New Zealand English or Kiwi English (A slang term we’ll mention later!) is the most spoken of the three official languages of New Zealand. The other two being Maori and New Zealand sign language. Much like the cultural make-up of the country, New Zealand’s speech is a melting pot with influences from all over the world.
The main components of New Zealand English come from British English, with elements from Scottish (Specifically in the Southlands), Irish, Australian and even American English. However, as the Northern European and Maori cultures in New Zealand started to merge into a collective, national identity, some loan words from the Maori language have begun to see use.

Borrowed Words

The Maori language or Te Reo Maori is widely used to name the abundant flora and fauna found on the island. A notable example is the Kiwi bird, the small flightless bird that has become a national symbol. The Kiwi bird is the origin for the slang term “Kiwi” meaning New Zealander or from New Zealand. Maori loan words are being used more often now than ever. Not to replace their English counterparts, but to diversify New Zealand’s constantly evolving language.
Other notable Maori loan words would be, “kai” (food), iwi (tribe), whanau (family) and waka (a canoe or boat). A dominant language, like English, rarely borrows words from a less dominant language like Maori, but in New Zealand that is undoubtedly the case; and it’s not just from the Maori language! Terms like “Gung ho” meaning over-enthusiastic are from Chinese settlers, along with other words like “Ketchup”. The Scottish term “wee” meaning small has also been adopted but mainly in the Southlands province.

Kiwi Slang

Like its cousin language, Australian English, Kiwi English has a fascinating approach to slang terms that often leaves non-New Zealanders extremely confused. This heavy slang usage combined with the Kiwi accent can even leave British English speakers scratching their heads.
A highly versatile example would be the term “chur”, this word is a compounding of “Cheers” meaning “thank you” but can be used to show agreement, thanks, greetings and goodbyes. Other examples of compounding would be the word “jandals” the Kiwi word for flip-flops. This word combines “Japanese” and “sandals” to describe the style of footwear.

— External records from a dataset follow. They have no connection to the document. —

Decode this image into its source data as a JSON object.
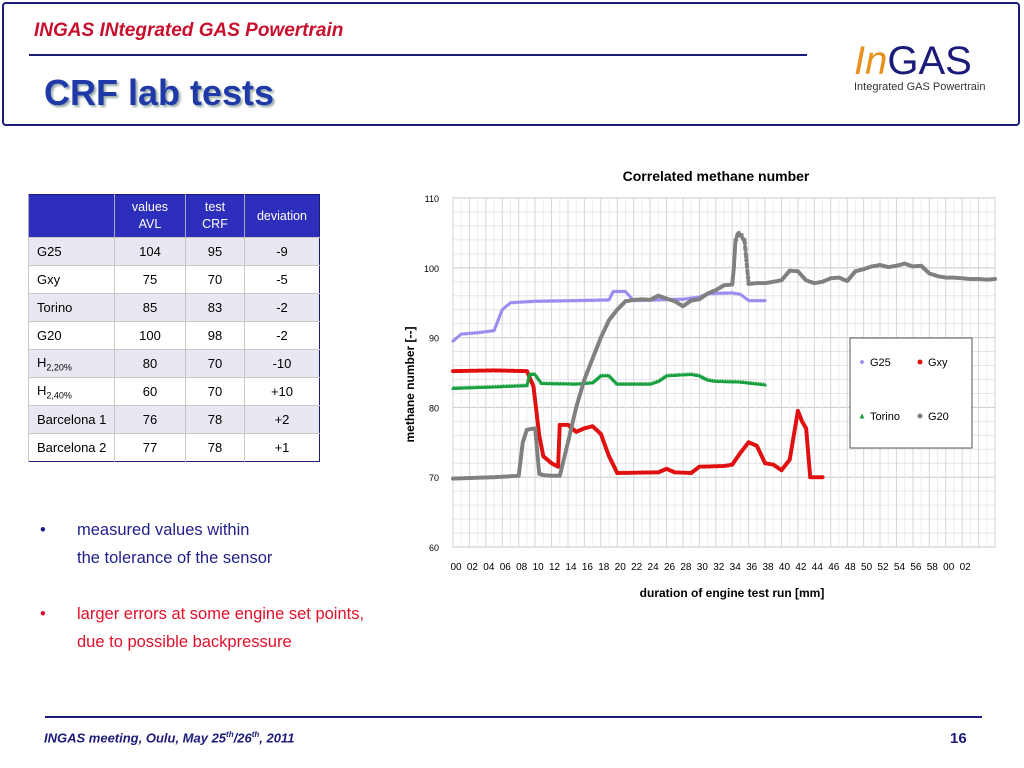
{
  "header": {
    "project": "INGAS INtegrated GAS Powertrain",
    "title": "CRF lab tests",
    "logo_in": "In",
    "logo_gas": "GAS",
    "logo_sub": "Integrated GAS Powertrain"
  },
  "table": {
    "headers": [
      "",
      "values AVL",
      "test CRF",
      "deviation"
    ],
    "rows": [
      {
        "name": "G25",
        "sub": "",
        "avl": "104",
        "crf": "95",
        "dev": "-9"
      },
      {
        "name": "Gxy",
        "sub": "",
        "avl": "75",
        "crf": "70",
        "dev": "-5"
      },
      {
        "name": "Torino",
        "sub": "",
        "avl": "85",
        "crf": "83",
        "dev": "-2"
      },
      {
        "name": "G20",
        "sub": "",
        "avl": "100",
        "crf": "98",
        "dev": "-2"
      },
      {
        "name": "H",
        "sub": "2,20%",
        "avl": "80",
        "crf": "70",
        "dev": "-10"
      },
      {
        "name": "H",
        "sub": "2,40%",
        "avl": "60",
        "crf": "70",
        "dev": "+10"
      },
      {
        "name": "Barcelona 1",
        "sub": "",
        "avl": "76",
        "crf": "78",
        "dev": "+2"
      },
      {
        "name": "Barcelona 2",
        "sub": "",
        "avl": "77",
        "crf": "78",
        "dev": "+1"
      }
    ]
  },
  "bullets": {
    "b1_line1": "measured values within",
    "b1_line2": "the tolerance of the sensor",
    "b2_line1": "larger errors at some engine set points,",
    "b2_line2": "due to possible backpressure",
    "marker": "•"
  },
  "chart_data": {
    "type": "scatter",
    "title": "Correlated methane number",
    "xlabel": "duration of engine test run [mm]",
    "ylabel": "methane number [--]",
    "ylim": [
      60,
      110
    ],
    "yticks": [
      60,
      70,
      80,
      90,
      100,
      110
    ],
    "xticks": [
      "00",
      "02",
      "04",
      "06",
      "08",
      "10",
      "12",
      "14",
      "16",
      "18",
      "20",
      "22",
      "24",
      "26",
      "28",
      "30",
      "32",
      "34",
      "36",
      "38",
      "40",
      "42",
      "44",
      "46",
      "48",
      "50",
      "52",
      "54",
      "56",
      "58",
      "00",
      "02"
    ],
    "grid": true,
    "legend_position": "right",
    "series": [
      {
        "name": "G25",
        "color": "#9b8cf0",
        "marker": "diamond",
        "points": [
          [
            0,
            89.5
          ],
          [
            1,
            90.5
          ],
          [
            3,
            90.7
          ],
          [
            5,
            91
          ],
          [
            6,
            94
          ],
          [
            7,
            95
          ],
          [
            10,
            95.2
          ],
          [
            15,
            95.3
          ],
          [
            19,
            95.4
          ],
          [
            19.5,
            96.6
          ],
          [
            21,
            96.6
          ],
          [
            22,
            95.3
          ],
          [
            28,
            95.5
          ],
          [
            30,
            95.8
          ],
          [
            31,
            96.3
          ],
          [
            34,
            96.4
          ],
          [
            35,
            96.2
          ],
          [
            36,
            95.3
          ],
          [
            38,
            95.3
          ]
        ]
      },
      {
        "name": "Gxy",
        "color": "#e01010",
        "marker": "circle",
        "points": [
          [
            0,
            85.2
          ],
          [
            5,
            85.3
          ],
          [
            9,
            85.2
          ],
          [
            9.8,
            83
          ],
          [
            10.2,
            79
          ],
          [
            10.5,
            76
          ],
          [
            11,
            73
          ],
          [
            12,
            72
          ],
          [
            12.8,
            71.5
          ],
          [
            13,
            77.5
          ],
          [
            14,
            77.5
          ],
          [
            15,
            76.5
          ],
          [
            16,
            77
          ],
          [
            17,
            77.3
          ],
          [
            18,
            76.2
          ],
          [
            19,
            73
          ],
          [
            20,
            70.6
          ],
          [
            25,
            70.7
          ],
          [
            26,
            71.2
          ],
          [
            27,
            70.7
          ],
          [
            29,
            70.6
          ],
          [
            30,
            71.5
          ],
          [
            33,
            71.6
          ],
          [
            34,
            71.8
          ],
          [
            35,
            73.5
          ],
          [
            36,
            75
          ],
          [
            37,
            74.5
          ],
          [
            38,
            72
          ],
          [
            39,
            71.8
          ],
          [
            40,
            71
          ],
          [
            41,
            72.5
          ],
          [
            42,
            79.5
          ],
          [
            42.5,
            78
          ],
          [
            43,
            77
          ],
          [
            43.5,
            70
          ],
          [
            45,
            70
          ]
        ]
      },
      {
        "name": "Torino",
        "color": "#18a040",
        "marker": "triangle",
        "points": [
          [
            0,
            82.8
          ],
          [
            5,
            83
          ],
          [
            9,
            83.2
          ],
          [
            9.3,
            84.8
          ],
          [
            10,
            84.8
          ],
          [
            10.8,
            83.5
          ],
          [
            15,
            83.4
          ],
          [
            17,
            83.6
          ],
          [
            18,
            84.6
          ],
          [
            19,
            84.6
          ],
          [
            20,
            83.4
          ],
          [
            24,
            83.4
          ],
          [
            25,
            83.8
          ],
          [
            26,
            84.6
          ],
          [
            29,
            84.8
          ],
          [
            30,
            84.6
          ],
          [
            31,
            84
          ],
          [
            32,
            83.8
          ],
          [
            35,
            83.7
          ],
          [
            38,
            83.3
          ]
        ]
      },
      {
        "name": "G20",
        "color": "#808080",
        "marker": "circle",
        "points": [
          [
            0,
            69.8
          ],
          [
            5,
            70
          ],
          [
            8,
            70.2
          ],
          [
            8.5,
            75
          ],
          [
            9,
            76.8
          ],
          [
            10,
            77
          ],
          [
            10.5,
            70.5
          ],
          [
            11,
            70.3
          ],
          [
            12,
            70.2
          ],
          [
            13,
            70.2
          ],
          [
            14,
            75
          ],
          [
            15,
            80
          ],
          [
            16,
            84
          ],
          [
            17,
            87
          ],
          [
            18,
            90
          ],
          [
            19,
            92.5
          ],
          [
            20,
            94
          ],
          [
            21,
            95.2
          ],
          [
            22,
            95.4
          ],
          [
            23,
            95.5
          ],
          [
            24,
            95.4
          ],
          [
            25,
            96
          ],
          [
            26,
            95.6
          ],
          [
            27,
            95.2
          ],
          [
            28,
            94.5
          ],
          [
            29,
            95.3
          ],
          [
            30,
            95.5
          ],
          [
            31,
            96.3
          ],
          [
            32,
            96.8
          ],
          [
            33,
            97.5
          ],
          [
            34,
            97.6
          ],
          [
            34.2,
            100
          ],
          [
            34.4,
            104
          ],
          [
            34.8,
            105
          ],
          [
            35.5,
            104
          ],
          [
            36,
            97.7
          ],
          [
            37,
            97.8
          ],
          [
            38,
            97.8
          ],
          [
            39,
            98
          ],
          [
            40,
            98.2
          ],
          [
            41,
            99.6
          ],
          [
            42,
            99.5
          ],
          [
            43,
            98.2
          ],
          [
            44,
            97.8
          ],
          [
            45,
            98
          ],
          [
            46,
            98.5
          ],
          [
            47,
            98.6
          ],
          [
            48,
            98.1
          ],
          [
            49,
            99.5
          ],
          [
            50,
            99.8
          ],
          [
            51,
            100.2
          ],
          [
            52,
            100.4
          ],
          [
            53,
            100.1
          ],
          [
            54,
            100.3
          ],
          [
            55,
            100.6
          ],
          [
            56,
            100.2
          ],
          [
            57,
            100.3
          ],
          [
            58,
            99.2
          ],
          [
            59,
            98.8
          ],
          [
            60,
            98.6
          ],
          [
            61,
            98.6
          ],
          [
            62,
            98.5
          ],
          [
            63,
            98.4
          ],
          [
            64,
            98.4
          ],
          [
            65,
            98.3
          ],
          [
            66,
            98.4
          ]
        ]
      }
    ]
  },
  "footer": {
    "meeting": "INGAS meeting, Oulu, May  25",
    "th1": "th",
    "slash": "/26",
    "th2": "th",
    "year": ", 2011",
    "page": "16"
  }
}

“Sweet as” “Mint” and “Preemo” all mean “good” or “no problem” with the word “as” often being added for emphasis (“fast as” “mean as”).
New Zealand has many rural and rugged areas that are hard to reach. A kiwi may refer to these as the “wop wops” meaning “in the middle of nowhere”. It’s origin is relatively hard to trace, but it may be an old reference to how difficult it was to say place names in Maori or Australian Aboriginal languages. Either way, it’s a great phrase!

“She’ll be right.” Is slang for “no problem” or “It’ll be ok” and doesn’t need the context of talking about a woman.
Due to the laid back, casual nature of many Kiwis, you may hear people referring to each other as “Cuz” “Mate” or “Bro”, but you should reserve this for friends only. Culturally, the friendly, welcoming Kiwis might struggle to tell people no, which could explain the reason for the diluted and uncertain “Yeah Nah” meaning “No” and “Nah Yeah” meaning “Yes”. Strange, but brilliantly unique Kiwi slang.